Battling low economic growth, high fiscal deficits, and record high unemployment, there is little room for public spending as a means of alleviating the impact of the current economic slowdown. Budget tightening has targeted the public sector which, in turn, has limited economic growth. In addition, Portugal still has one of the highest Value Added Tax (VAT) rates in Europe at 23%.
American exporters also face competition in Portugal from savvy European competitors. European companies are already familiar with aspects of the business culture, financing, regulations, standards, etc. In addition, they do not face import tariffs that U.S. companies have to pay to get their products into Portugal. Some U.S. companies have also reported that they are now encountering Chinese competitors in Portugal.
The current dollar/euro exchange rate continues to present an advantage for U.S. exporters to Portugal and other euro zone countries. A commonly held belief in Portugal is that U.S. products are high quality, but not competitive on price. All U.S. firms are advised to press their price advantage to break into the market and/or increase their market share.

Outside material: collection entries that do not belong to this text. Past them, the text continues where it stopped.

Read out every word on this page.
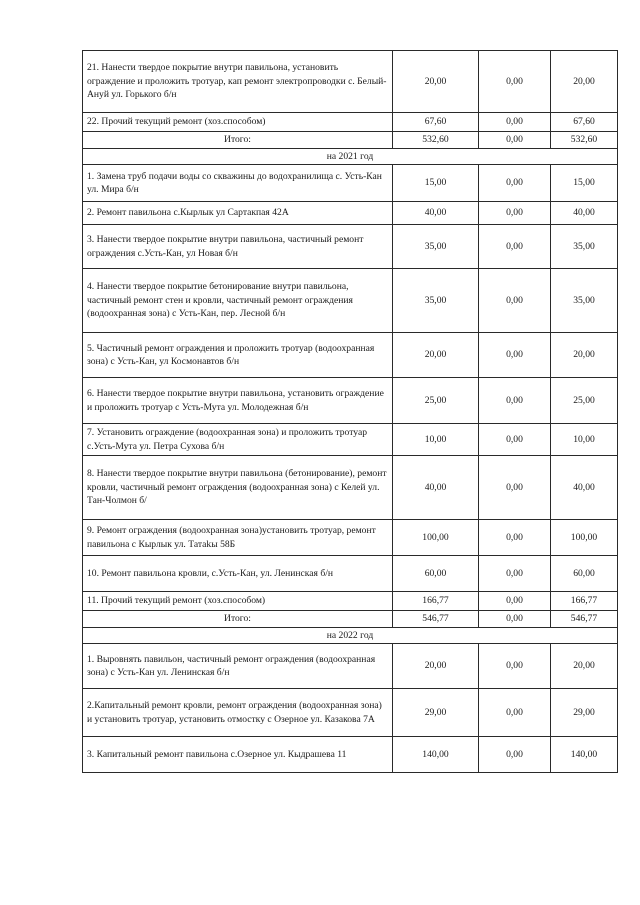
21. Нанести твердое покрытие внутри павильона, установить ограждение и проложить тротуар, кап ремонт электропроводки с. Белый-Ануй ул. Горького б/н	20,00	0,00	20,00
22. Прочий текущий ремонт (хоз.способом)	67,60	0,00	67,60
Итого:	532,60	0,00	532,60
на 2021 год			
1. Замена труб подачи воды со скважины до водохранилища с. Усть-Кан ул. Мира б/н	15,00	0,00	15,00
2. Ремонт павильона с.Кырлык ул Сартакпая 42А	40,00	0,00	40,00
3. Нанести твердое покрытие внутри павильона, частичный ремонт ограждения с.Усть-Кан, ул Новая б/н	35,00	0,00	35,00
4. Нанести твердое покрытие бетонирование внутри павильона, частичный ремонт стен и кровли, частичный ремонт ограждения (водоохранная зона) с Усть-Кан, пер. Лесной б/н	35,00	0,00	35,00
5. Частичный ремонт ограждения и проложить тротуар (водоохранная зона) с Усть-Кан, ул Космонавтов б/н	20,00	0,00	20,00
6. Нанести твердое покрытие внутри павильона, установить ограждение и проложить тротуар с Усть-Мута ул. Молодежная б/н	25,00	0,00	25,00
7. Установить ограждение (водоохранная зона) и проложить тротуар с.Усть-Мута ул. Петра Сухова б/н	10,00	0,00	10,00
8. Нанести твердое покрытие внутри павильона (бетонирование), ремонт кровли, частичный ремонт ограждения (водоохранная зона) с Келей ул. Тан-Чолмон б/	40,00	0,00	40,00
9. Ремонт ограждения (водоохранная зона)установить тротуар, ремонт павильона с Кырлык ул. Татаkы 58Б	100,00	0,00	100,00
10. Ремонт павильона кровли, с.Усть-Кан, ул. Ленинская б/н	60,00	0,00	60,00
11. Прочий текущий ремонт (хоз.способом)	166,77	0,00	166,77
Итого:	546,77	0,00	546,77
на 2022 год			
1. Выровнять павильон, частичный ремонт ограждения (водоохранная зона) с Усть-Кан ул. Ленинская б/н	20,00	0,00	20,00
2.Капитальный ремонт кровли, ремонт ограждения (водоохранная зона) и установить тротуар, установить отмостку с Озерное ул. Казакова 7А	29,00	0,00	29,00
3. Капитальный ремонт павильона с.Озерное ул. Кыдрашева 11	140,00	0,00	140,00
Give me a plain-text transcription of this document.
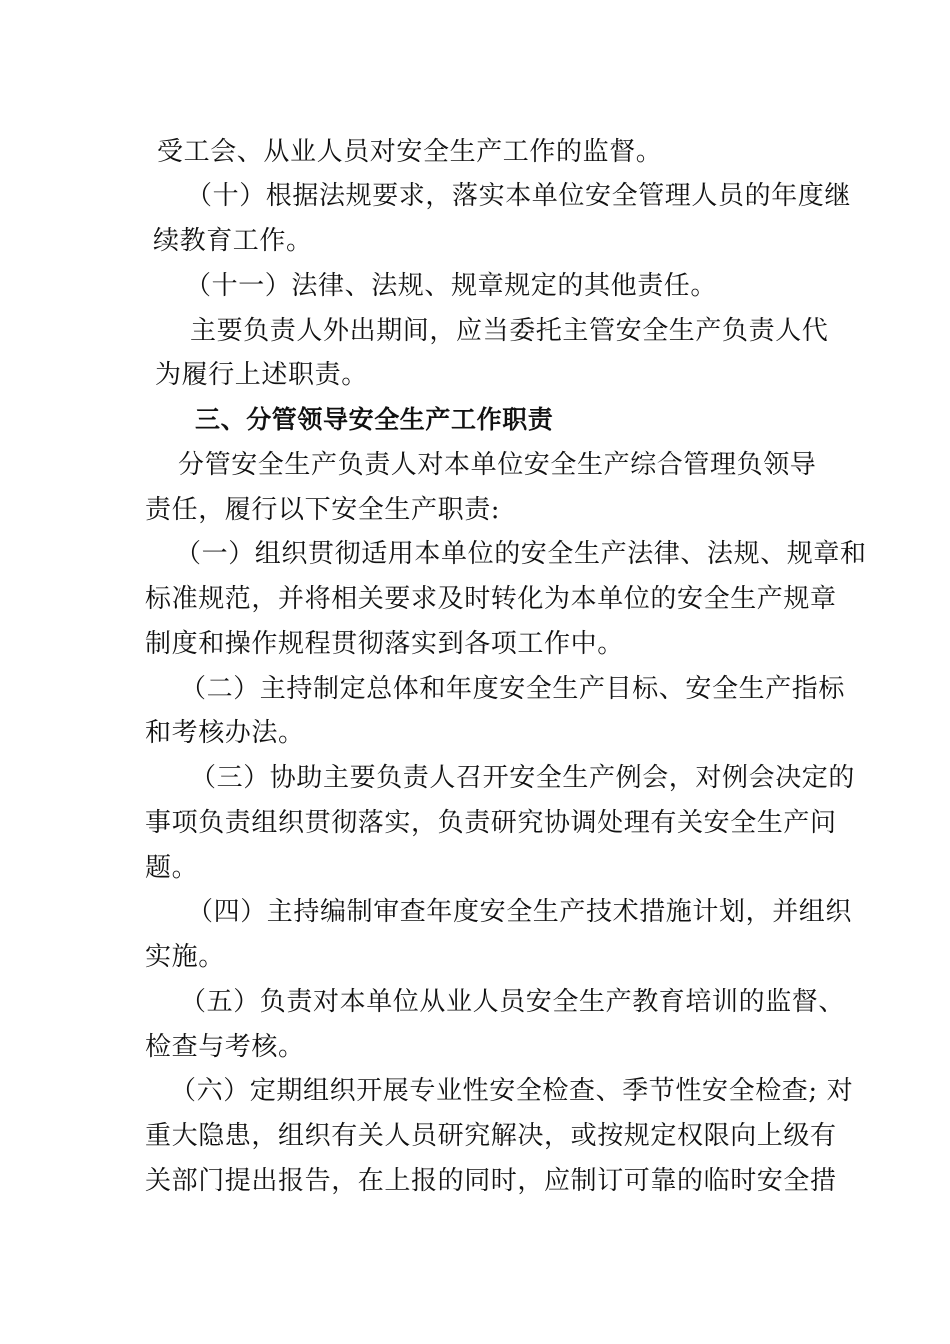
受工会、从业人员对安全生产工作的监督。
（十）根据法规要求，落实本单位安全管理人员的年度继
续教育工作。
（十一）法律、法规、规章规定的其他责任。
主要负责人外出期间，应当委托主管安全生产负责人代
为履行上述职责。
三、分管领导安全生产工作职责
分管安全生产负责人对本单位安全生产综合管理负领导
责任，履行以下安全生产职责:
（一）组织贯彻适用本单位的安全生产法律、法规、规章和
标准规范，并将相关要求及时转化为本单位的安全生产规章
制度和操作规程贯彻落实到各项工作中。
（二）主持制定总体和年度安全生产目标、安全生产指标
和考核办法。
（三）协助主要负责人召开安全生产例会，对例会决定的
事项负责组织贯彻落实，负责研究协调处理有关安全生产问
题。
（四）主持编制审查年度安全生产技术措施计划，并组织
实施。
（五）负责对本单位从业人员安全生产教育培训的监督、
检查与考核。
（六）定期组织开展专业性安全检查、季节性安全检查; 对
重大隐患，组织有关人员研究解决，或按规定权限向上级有
关部门提出报告，在上报的同时，应制订可靠的临时安全措
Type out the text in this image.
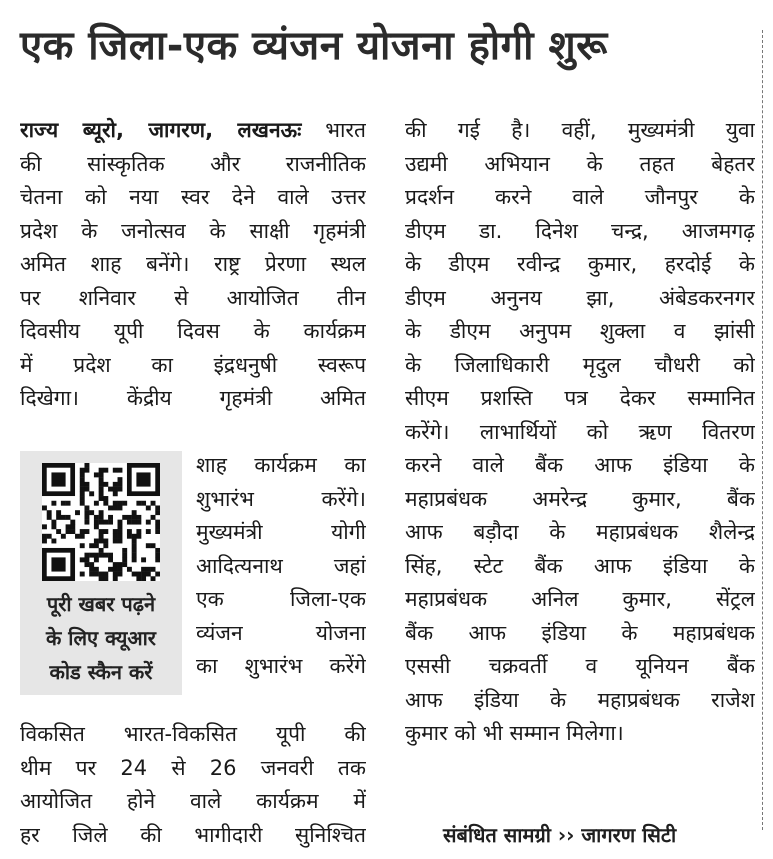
एक जिला-एक व्यंजन योजना होगी शुरू
राज्य ब्यूरो, जागरण, लखनऊः भारत
की सांस्कृतिक और राजनीतिक
चेतना को नया स्वर देने वाले उत्तर
प्रदेश के जनोत्सव के साक्षी गृहमंत्री
अमित शाह बनेंगे। राष्ट्र प्रेरणा स्थल
पर शनिवार से आयोजित तीन
दिवसीय यूपी दिवस के कार्यक्रम
में प्रदेश का इंद्रधनुषी स्वरूप
दिखेगा। केंद्रीय गृहमंत्री अमित
पूरी खबर पढ़ने
के लिए क्यूआर
कोड स्कैन करें
शाह कार्यक्रम का
शुभारंभ करेंगे।
मुख्यमंत्री योगी
आदित्यनाथ जहां
एक जिला-एक
व्यंजन योजना
का शुभारंभ करेंगे
विकसित भारत-विकसित यूपी की
थीम पर 24 से 26 जनवरी तक
आयोजित होने वाले कार्यक्रम में
हर जिले की भागीदारी सुनिश्चित
की गई है। वहीं, मुख्यमंत्री युवा
उद्यमी अभियान के तहत बेहतर
प्रदर्शन करने वाले जौनपुर के
डीएम डा. दिनेश चन्द्र, आजमगढ़
के डीएम रवीन्द्र कुमार, हरदोई के
डीएम अनुनय झा, अंबेडकरनगर
के डीएम अनुपम शुक्ला व झांसी
के जिलाधिकारी मृदुल चौधरी को
सीएम प्रशस्ति पत्र देकर सम्मानित
करेंगे। लाभार्थियों को ऋण वितरण
करने वाले बैंक आफ इंडिया के
महाप्रबंधक अमरेन्द्र कुमार, बैंक
आफ बड़ौदा के महाप्रबंधक शैलेन्द्र
सिंह, स्टेट बैंक आफ इंडिया के
महाप्रबंधक अनिल कुमार, सेंट्रल
बैंक आफ इंडिया के महाप्रबंधक
एससी चक्रवर्ती व यूनियन बैंक
आफ इंडिया के महाप्रबंधक राजेश
कुमार को भी सम्मान मिलेगा।
संबंधित सामग्री ›› जागरण सिटी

The Portuguese market is larger than it may initially appear. While there are only 10.6 million people in Portugal, there are well over 200 million people who speak Portuguese worldwide. Former Portuguese colonies, including Macau, Mozambique, Angola and Brazil, have close business ties with Portugal. U.S. companies can often find avenues to these other markets through Portugal and, indeed, the Portuguese Business Promotion Agency (AICEP) is actively marketing the country as a “gateway” economy into third markets, particularly in Lusophone Africa.
Portugal is an excellent entry point or test market for U.S. firms looking to establish access into the EU. The country is politically stable; the crime rate is relatively low; the bilateral relationship is strong; English is widely spoken; and the population is very friendly toward Americans. Both physical and IT Infrastructure are well developed, and Portugal is still one of the lower commercial cost business environments in Western Europe.